Further efforts by Europe are indispensable if it is to contain its debt crisis. Japan, the United States and emerging economies took this stern position vis-a-vis Europe during the latest meeting of the Group of 20 economic powers.
The G20 meeting, which ended Sunday in Mexico after adopting a joint statement, was participated in by finance ministers and central bank governors of the 20 major economies, including Japan, the United States and the European Union plus China and Brazil.
The focal point was how to bolster the International Monetary Fund’s crisis war chest, but a conclusion was postponed until a G20 financial ministers meeting scheduled for April.
The communique pointed out that eurozone countries “will reassess the strength of their support facilities in March” and “this will provide an essential input in our ongoing consideration to mobilize resources to the IMF.” It was significant that the G20 pressed Europe to bolster its own financial safety net before strengthening the IMF’s financial resources.

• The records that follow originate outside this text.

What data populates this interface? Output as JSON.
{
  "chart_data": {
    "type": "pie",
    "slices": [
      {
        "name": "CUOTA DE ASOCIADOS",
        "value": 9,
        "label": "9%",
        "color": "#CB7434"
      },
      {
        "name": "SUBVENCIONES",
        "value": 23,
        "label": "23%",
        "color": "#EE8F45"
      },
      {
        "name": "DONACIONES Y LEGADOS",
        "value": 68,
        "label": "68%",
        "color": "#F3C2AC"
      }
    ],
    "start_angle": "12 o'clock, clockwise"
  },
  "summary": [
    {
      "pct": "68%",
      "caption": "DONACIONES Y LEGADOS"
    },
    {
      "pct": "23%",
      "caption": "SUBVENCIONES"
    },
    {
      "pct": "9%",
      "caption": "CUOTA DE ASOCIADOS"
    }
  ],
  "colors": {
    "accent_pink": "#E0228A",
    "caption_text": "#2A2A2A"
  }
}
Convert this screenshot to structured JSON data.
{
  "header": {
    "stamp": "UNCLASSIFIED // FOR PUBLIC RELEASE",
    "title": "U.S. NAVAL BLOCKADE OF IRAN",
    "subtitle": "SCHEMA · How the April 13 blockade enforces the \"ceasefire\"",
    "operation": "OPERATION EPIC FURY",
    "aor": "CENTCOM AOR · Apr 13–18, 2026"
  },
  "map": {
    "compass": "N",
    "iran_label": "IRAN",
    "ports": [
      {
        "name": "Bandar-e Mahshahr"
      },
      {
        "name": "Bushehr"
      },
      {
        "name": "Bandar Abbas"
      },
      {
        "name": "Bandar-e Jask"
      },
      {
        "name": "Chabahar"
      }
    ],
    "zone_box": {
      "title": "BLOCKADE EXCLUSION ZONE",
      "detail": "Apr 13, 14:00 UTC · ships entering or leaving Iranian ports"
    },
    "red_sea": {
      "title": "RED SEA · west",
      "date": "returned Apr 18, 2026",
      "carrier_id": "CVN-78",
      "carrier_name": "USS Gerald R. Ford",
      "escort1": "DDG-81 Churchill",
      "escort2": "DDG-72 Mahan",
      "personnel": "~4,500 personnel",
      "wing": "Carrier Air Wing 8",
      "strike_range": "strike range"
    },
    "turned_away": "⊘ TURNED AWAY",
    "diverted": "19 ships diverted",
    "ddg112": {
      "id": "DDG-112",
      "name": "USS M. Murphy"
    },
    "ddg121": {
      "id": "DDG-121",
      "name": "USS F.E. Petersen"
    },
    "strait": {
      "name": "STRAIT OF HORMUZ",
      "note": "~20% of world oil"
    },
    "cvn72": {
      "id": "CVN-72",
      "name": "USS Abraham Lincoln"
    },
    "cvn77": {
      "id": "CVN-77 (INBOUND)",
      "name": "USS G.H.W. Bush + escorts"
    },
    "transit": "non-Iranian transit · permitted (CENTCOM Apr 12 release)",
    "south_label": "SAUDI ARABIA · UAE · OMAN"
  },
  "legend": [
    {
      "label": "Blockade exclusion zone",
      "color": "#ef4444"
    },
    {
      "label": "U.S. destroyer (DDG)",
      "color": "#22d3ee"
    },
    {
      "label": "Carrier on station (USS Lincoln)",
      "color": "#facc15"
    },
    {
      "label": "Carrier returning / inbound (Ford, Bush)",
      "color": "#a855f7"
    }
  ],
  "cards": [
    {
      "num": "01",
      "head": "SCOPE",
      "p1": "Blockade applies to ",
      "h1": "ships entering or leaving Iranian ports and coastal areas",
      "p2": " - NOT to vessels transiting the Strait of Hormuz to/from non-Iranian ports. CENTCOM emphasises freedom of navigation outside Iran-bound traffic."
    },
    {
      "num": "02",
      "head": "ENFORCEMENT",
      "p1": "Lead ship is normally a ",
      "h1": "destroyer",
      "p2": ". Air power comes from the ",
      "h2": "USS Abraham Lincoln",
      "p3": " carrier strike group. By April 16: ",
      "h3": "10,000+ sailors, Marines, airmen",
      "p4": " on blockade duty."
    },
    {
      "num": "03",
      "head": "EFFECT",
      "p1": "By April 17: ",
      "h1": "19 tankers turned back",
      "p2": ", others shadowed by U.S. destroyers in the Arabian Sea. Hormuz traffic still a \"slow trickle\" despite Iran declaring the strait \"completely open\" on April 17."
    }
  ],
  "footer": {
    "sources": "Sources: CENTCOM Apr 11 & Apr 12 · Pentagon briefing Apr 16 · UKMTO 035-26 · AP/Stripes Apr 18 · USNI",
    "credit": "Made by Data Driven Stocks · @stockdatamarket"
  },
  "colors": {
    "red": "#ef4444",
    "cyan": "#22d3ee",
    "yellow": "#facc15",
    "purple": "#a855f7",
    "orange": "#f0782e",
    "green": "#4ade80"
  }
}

The eurozone’s emergency financial resources stand at no more than 500 billion euros (about 55 trillion yen), comprising those of the European Financial Stability Facility and the European Stability Mechanism.
A plan is emerging in Europe to expand these firewall funds, but its materialization faces rough going. Germany, which is concerned it may have to bear an additional financial burden, takes a cautious view of the plan. The plan is also overshadowed by differences between two key assistance countries ― Germany and France ― and aid recipient countries, including Greece.
The EU will hold a meeting of top leaders of its member nations in early March. Will they be able to produce financial expansion measures that can win over the G-20? Its unity is being put to the test.
The IMF is studying expansion of its financial capability by 500 $billion (about 40 trillion yen) and is asking Japan, the United States and China, among others, to provide funds.
Tokyo and Beijing are studying the IMF’s request, but Washington takes a wary view of the financial assistance mechanism and the provision of additional funds. It remains cautious because such plans are unlikely to be approved by Congress under current fiscal restraints and because it does not want to see China increase its voice in the IMF.
Europe hopes to get through the crisis with the IMF’s assistance. To this end, it must work out its own additional financial measures.
The EU and other concerned European organizations last week decided on a second bailout for Greece, the nation that triggered the European debt crisis. This makes it likely that Greece will avoid default. But credit uncertainty is expected to smolder.
The communique warned that “downside risks continue to be high.” It is quite natural for the statement to issue such an alert.
As a new headache for the world economy, the joint statement pointed out the risks of crude oil prices, which have been surging above $100 per barrel due to the heightened tension over Iranian affairs and global monetary easing.
Higher crude oil prices impose a heavy burden on the Japanese economy, which has yet to begin a full recovery.
The G20 needs to ask oil-producing countries to ensure a stable supply while continuing its efforts to bolster price monitoring capabilities.